CA Rennes, 2e ch., 8 mars 2024, n° 21/04239
RENNES
Arrêt
Confirmation
PARTIES
Demandeur :
Smabtp Samcv
Défendeur :
Mma Iard (SA)
COMPOSITION DE LA JURIDICTION
Président :
M. Christien
Conseillers :
M. Pothier, Mme Barthe-Nari
Avocats :
Me Lhermitte, Me Boivin, Me Peltier, Me Pelois, Me Roux-Montalembert
La société Alu Rennais assurée par la SMABTP s'est vue confier le lot menuiseries extérieures d'un immeuble de bureau comprenant notamment la fourniture et la pose de brise-soleil orientables mécanisés.
La société Alu Rennais s'est fournie auprès de la société Aluminium Blanc International (la SAB) assurée auprès de la MMA IARD.

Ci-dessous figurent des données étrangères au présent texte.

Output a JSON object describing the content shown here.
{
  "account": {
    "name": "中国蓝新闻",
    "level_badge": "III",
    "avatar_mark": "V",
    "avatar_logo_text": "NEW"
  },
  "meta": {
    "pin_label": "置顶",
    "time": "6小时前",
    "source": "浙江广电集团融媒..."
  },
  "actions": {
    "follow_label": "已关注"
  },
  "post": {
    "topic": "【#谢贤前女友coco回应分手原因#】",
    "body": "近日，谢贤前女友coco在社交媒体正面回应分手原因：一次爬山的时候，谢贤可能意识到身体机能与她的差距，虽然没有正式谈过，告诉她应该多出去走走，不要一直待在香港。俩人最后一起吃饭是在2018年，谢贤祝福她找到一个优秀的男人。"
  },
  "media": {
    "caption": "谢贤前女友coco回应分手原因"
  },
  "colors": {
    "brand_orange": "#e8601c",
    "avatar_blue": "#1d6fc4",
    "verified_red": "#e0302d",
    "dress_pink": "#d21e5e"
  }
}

A la suite de désordres affectant les brise-soleil, la SMABTP a versé à l'assureur du maître de l'ouvrage la somme de 47 619,52 euros, la société Alu Rennais lui reversant la somme de 4 761,95 euros au titre de la franchise.
Par actes du 30 avril 2015, la société Alu Rennais et la SMABTP ont assigné la SAB et la société MMA, devant le tribunal de grande instance de Rennes, en paiement des sommes de 42 857,57 euros et 4 761,95 euros, sur le fondement de la garantie des vices cachés.
Suivant jugement du 08 juin 2021, le Tribunal judiciaire de Rennes a :
- Rejeté la fin de non-recevoir tirée de la prescription opposée par la Sab à l'action en garantie des vices cachées ;
- Rejeté les demandes de la société Alu Rennais et de la SMABTP ;
- Condamné in solidum la société Alu Rennais et la SMABTP aux dépens ;
- Condamné in solidum en application de l'article 700 du code de procédure civile, la société Alu Rennais et la SMABTP à payer à la société Aluminium blanc international la somme de 1 800 euros et à la société MMA IARD la somme de 900 euros
La société Alu Rennais et la SMABTP sont appelantes du jugement et par dernières conclusions notifiées le 27 septembre 2022, elles demandent de :
- Réformer le jugement entrepris en ce qu'il a écarté l'action de la SMABTP et de la Société Alu Rennais comme étant mal fondée et les a condamnées au paiement des frais irrépétibles et dépens
et statuant à nouveau :
- Condamner in solidum la Société SAB et son assureur MMA à verser à SMABTP la somme de 78 299,26 euros avec intérêts au taux légal capitalisés à compter de l'assignation devant le Tribunal Judiciaire de Rennes.
- Condamner in solidum la Société SAB et son assureur MMA à verser à la Société Alu Rennais la somme de 4 561,95 € avec intérêts au taux légal capitalisés à compter de l'assignation au fond devant le Tribunal Judiciaire de Rennes.
- Débouter les Sociétés SAB et MMA de toutes leurs demandes plus amples ou contraires.
Réformant le jugement sur les dispositions de l'article 700 en première instance et des dépens et statuant à nouveau :
- Juger n'y avoir lieu à article 700 au bénéfice de SAB et MMA au titre du jugement et les débouter de leurs prétentions.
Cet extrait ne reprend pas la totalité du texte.